2 weeks ago, I pointed out that the next shock to our economic system in the US would come – not from financial services or capital sectors – but from the automotive manufacturing industry. Here’s why:

GM, Ford and Chrysler (The Big Three) are linked to the substantive portion of GDP that we call our standard of living. No other single industry is as large in America nor does anyone provide as much employment and retail as the automotive.

Over the past 3 decades, that foundation of America’s exchange economy has been chipped away by foreign competition, from cheaper labor, subsidies and poor product development.

Early this year, Toyota overtook GM as the number one seller of cars in the world. A subtle distinction but a telling one. As consumers look for cheaper, smaller, more efficient cars, the US manufacturers seemed to be looking in the opposite direction. Now they are beginning to hit the limits of that strategy.
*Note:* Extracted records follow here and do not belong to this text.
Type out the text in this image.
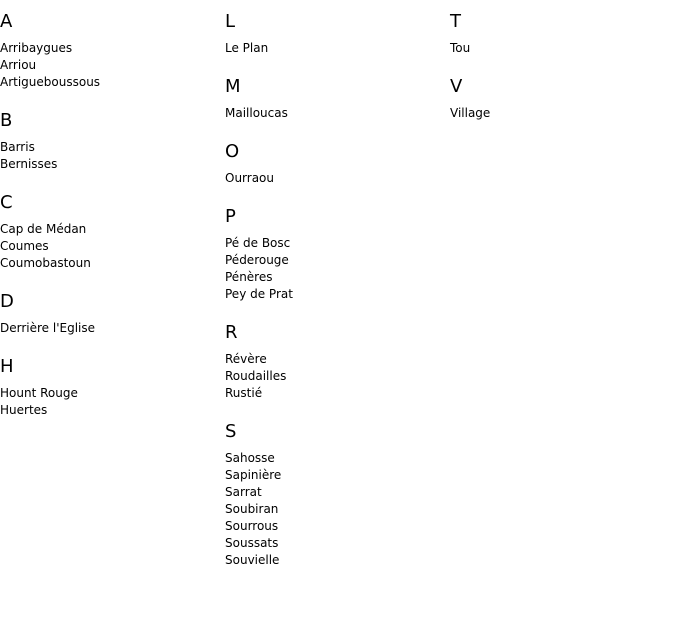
A
Arribaygues
Arriou
Artigueboussous
B
Barris
Bernisses
C
Cap de Médan
Coumes
Coumobastoun
D
Derrière l'Eglise
H
Hount Rouge
Huertes
L
Le Plan
M
Mailloucas
O
Ourraou
P
Pé de Bosc
Péderouge
Pénères
Pey de Prat
R
Révère
Roudailles
Rustié
S
Sahosse
Sapinière
Sarrat
Soubiran
Sourrous
Soussats
Souvielle
T
Tou
V
Village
Using debt vehicles to both fund expansion, compensate for losses and encourage sales, they were hard struck by recent downturns. So much so that GM and Chrysler are considering a merger, particularly after GM’s stock hit a 50 year low.

Today comes news that Ford is hitting similar dire straights. Its largest investor, Kirk Kirkorian, is forced to reduce his holdings after a 60% drop in value.

The amount of jobs these companies represent – I’m sure I don’t have to tell you – is quite large. Losses would be felt and have quite an impact on consumer spending.